While Jay Leno, who hosted The Tonight Show, Conan O’Brien, who led Late Night, The Late Show’s David Letterman, The Late Late Show’s Craig Ferguson and Carson Daly, who hosted NBC’s Last Call, are no longer in position, and The Daily Show’s Jon Stewart has a different kind of show, there are many people still working on these shows that also remember the chaos that ensued towards the end of 2007.
James Corden will be thanking his lucky stars that his last night on The Late Late Show is April 27 and not a week later.
“As someone who identifies as a writer, there would be no trying to get around [a strike]. I wouldn’t be looking for loopholes to figure out how to write,” one late-night host told Deadline.
This comment won’t seem strange to those who remember that David Letterman and Craig Ferguson were able to bring their writers back to their shows before Leno, O’Brien, Kimmel, Stewart and Colbert.
Leno, Letterman, Kimmel and O’Brien all returned to the air on January 2, 2008, after nearly two months off air. They were followed by Stewart and Colbert on January 7.
But due to a quirk of ownership through Letterman’s production company Worldwide Pants, he owned The Late Show and The Late Late Show rather than CBS, he was able to strike a side-deal with the WGA, whereas Leno, Kimmel, O’Brien et. al were employees of their respective networks.
Daly, who was not a WGA member, was the first host back, and he took a lot of grief, including from the WGA, who said they were “disappointed” that he didn’t “resist network pressure” or honor writers’ picket lines”.
Leno opened his first show back, without writers, by saying, “A Jew, a Christian and a Muslim walk into a bar. The Jew says to the Muslim… see, I have no idea what they say, because there’s a writers’ strike.”
When Stewart, who now hosts Apple’s The Problem with Jon Stewart, returned, he joked, “Here’s the problem: Without the writers, any movie reference that I make is going to be from the ’80s.”

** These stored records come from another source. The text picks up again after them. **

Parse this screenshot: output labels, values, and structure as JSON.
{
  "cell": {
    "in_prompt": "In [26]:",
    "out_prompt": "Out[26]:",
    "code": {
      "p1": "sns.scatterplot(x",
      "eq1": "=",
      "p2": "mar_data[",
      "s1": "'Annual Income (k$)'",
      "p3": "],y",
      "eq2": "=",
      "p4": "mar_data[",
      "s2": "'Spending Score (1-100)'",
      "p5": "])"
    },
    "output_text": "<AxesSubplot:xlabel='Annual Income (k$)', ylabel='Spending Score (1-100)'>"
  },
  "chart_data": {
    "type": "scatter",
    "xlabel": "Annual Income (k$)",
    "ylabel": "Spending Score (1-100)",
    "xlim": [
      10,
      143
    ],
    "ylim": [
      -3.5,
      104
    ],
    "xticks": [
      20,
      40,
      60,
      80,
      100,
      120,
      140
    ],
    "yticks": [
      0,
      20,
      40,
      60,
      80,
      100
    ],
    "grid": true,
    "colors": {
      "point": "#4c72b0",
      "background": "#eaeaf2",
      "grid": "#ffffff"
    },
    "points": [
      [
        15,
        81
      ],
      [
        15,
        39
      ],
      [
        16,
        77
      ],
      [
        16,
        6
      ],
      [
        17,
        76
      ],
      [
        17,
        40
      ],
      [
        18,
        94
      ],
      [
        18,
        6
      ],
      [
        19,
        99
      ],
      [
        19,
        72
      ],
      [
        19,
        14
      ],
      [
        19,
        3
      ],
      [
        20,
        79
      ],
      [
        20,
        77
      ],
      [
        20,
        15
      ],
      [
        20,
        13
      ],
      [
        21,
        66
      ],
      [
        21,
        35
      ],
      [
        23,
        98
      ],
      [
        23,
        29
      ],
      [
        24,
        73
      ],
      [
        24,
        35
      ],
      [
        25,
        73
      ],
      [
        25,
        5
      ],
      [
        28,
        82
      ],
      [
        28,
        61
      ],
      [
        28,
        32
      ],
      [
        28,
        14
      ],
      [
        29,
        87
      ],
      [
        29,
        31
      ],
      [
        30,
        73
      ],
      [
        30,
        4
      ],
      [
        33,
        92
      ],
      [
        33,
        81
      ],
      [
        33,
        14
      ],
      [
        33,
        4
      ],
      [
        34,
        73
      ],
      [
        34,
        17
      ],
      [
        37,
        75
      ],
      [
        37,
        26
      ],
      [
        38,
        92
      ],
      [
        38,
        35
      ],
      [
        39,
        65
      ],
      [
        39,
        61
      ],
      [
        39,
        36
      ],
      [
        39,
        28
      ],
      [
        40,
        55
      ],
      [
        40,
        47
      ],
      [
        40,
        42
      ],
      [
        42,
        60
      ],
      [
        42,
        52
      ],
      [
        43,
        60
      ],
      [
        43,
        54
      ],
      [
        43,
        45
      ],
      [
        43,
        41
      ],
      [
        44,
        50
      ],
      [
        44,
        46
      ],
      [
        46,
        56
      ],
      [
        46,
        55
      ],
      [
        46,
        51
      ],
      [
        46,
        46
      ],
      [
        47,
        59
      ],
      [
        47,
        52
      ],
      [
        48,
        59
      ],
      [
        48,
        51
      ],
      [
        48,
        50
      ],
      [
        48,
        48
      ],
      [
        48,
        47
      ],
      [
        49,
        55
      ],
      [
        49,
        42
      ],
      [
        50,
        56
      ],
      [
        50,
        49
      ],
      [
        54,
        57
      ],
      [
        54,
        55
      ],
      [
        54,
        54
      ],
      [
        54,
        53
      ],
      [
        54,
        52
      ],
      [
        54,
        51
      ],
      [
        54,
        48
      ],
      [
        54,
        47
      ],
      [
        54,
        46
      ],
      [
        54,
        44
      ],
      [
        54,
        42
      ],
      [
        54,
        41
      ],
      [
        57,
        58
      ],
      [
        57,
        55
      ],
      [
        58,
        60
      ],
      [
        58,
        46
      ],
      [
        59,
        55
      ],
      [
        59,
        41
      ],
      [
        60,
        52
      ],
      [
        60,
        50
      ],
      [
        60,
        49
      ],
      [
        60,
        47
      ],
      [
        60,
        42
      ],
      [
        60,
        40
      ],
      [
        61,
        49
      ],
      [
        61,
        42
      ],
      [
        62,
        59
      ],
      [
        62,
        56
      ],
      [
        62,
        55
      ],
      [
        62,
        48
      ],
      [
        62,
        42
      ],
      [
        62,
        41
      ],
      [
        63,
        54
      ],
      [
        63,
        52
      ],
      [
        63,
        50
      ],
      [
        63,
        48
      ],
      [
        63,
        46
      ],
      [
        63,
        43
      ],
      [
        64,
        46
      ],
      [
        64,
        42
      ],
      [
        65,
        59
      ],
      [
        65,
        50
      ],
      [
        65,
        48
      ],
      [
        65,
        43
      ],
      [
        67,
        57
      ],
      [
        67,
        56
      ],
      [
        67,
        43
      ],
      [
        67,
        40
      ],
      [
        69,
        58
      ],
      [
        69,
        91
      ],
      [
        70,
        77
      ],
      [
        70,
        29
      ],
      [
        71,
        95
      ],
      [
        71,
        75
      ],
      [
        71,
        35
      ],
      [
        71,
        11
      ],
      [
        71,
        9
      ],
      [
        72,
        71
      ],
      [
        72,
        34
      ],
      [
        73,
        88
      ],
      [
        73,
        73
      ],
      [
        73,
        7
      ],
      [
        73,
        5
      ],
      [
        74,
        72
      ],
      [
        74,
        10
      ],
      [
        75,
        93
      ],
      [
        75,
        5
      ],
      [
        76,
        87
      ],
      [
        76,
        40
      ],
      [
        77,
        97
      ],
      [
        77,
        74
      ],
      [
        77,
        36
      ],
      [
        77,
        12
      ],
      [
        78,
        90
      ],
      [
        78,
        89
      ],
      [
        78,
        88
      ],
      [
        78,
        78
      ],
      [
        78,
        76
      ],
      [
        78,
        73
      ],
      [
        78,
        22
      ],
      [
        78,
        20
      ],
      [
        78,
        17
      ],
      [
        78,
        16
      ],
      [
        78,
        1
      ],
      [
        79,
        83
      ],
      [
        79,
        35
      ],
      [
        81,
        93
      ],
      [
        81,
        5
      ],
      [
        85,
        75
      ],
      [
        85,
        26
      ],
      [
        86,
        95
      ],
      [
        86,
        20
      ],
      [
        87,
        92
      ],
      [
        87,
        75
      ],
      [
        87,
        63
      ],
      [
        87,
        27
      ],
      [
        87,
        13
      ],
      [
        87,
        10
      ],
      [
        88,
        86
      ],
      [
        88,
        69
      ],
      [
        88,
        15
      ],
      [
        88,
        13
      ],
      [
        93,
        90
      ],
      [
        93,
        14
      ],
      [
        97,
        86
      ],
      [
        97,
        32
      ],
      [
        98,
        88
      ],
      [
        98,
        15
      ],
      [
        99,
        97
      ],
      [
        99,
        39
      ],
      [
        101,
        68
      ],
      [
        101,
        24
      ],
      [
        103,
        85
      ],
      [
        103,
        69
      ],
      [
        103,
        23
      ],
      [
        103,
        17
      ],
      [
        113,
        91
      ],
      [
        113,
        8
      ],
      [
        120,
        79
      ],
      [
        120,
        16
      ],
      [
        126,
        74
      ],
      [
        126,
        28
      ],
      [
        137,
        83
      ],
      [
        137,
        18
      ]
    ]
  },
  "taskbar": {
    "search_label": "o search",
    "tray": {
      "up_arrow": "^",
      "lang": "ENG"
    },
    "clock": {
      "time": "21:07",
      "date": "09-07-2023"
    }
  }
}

Stewart was also annoyed that the WGA wouldn’t negotiate a deal with his show, ala Letterman.
Kimmel has previously said that the strike wiped out his savings because he was paying a lot of his staff while they were out of work. Given that the majority, if not all, of the late-night hosts just went through a similar situation during the early days of the pandemic, they won’t want to have to shell out of pocket again, so soon.
The ABC star also said that the strike brought many of the hosts together as they wanted to go back at the same time. This is notable as they weren’t all as close as the current crop has become.
Deadline understands that the hosts and their showrunners are staying in close contact with each other to monitor the situation, as they did during Covid. The group has become relatively close over the last few years and the stars regularly appear on each other’s shows.
One late-night source told Deadline that they’ve been praying a strike doesn’t happen.
“I have been and will continue to talk to the other shows to see what they’re up to,” the source added. “We’ve got to support the writers, our writers are amazing. That said, the rest of the staff is amazing and I don’t want to see anybody lose their jobs or lose a paycheck. What’s the happy medium there? Figuring that out, it’s not been easy.”
Another late-night host told Deadline, “It’s probably irresponsible that we’ve not been planning for [a strike] because it seems so likely. But at the same time there’s so much wishful thinking and we’re just trying to hold out hope,” he added.
Saturday Night Live will also be affected for its last three shows of the season if a strike goes ahead. This would impact the Pete Davidson-hosted show on May 6 as well as the season finale, which is traditionally where those leaving give a big goodbye.
One SNL source told Deadline that during the 2007/08 strike there were question marks as to whether the venerable NBC show would ever come back. “It was especially heartbreaking because the show was in really great place then. But at the same time, it was absolute right. There’s no way to do SNL during a writers’ strike.
A current SNL cast member added that it’s a very “convoluted” issue. “We have to think about our crew too. I absolutely support the writers and I want the writers to get what they deserve and need but I don’t want our crew to be out of work. We can’t make this art without each other.”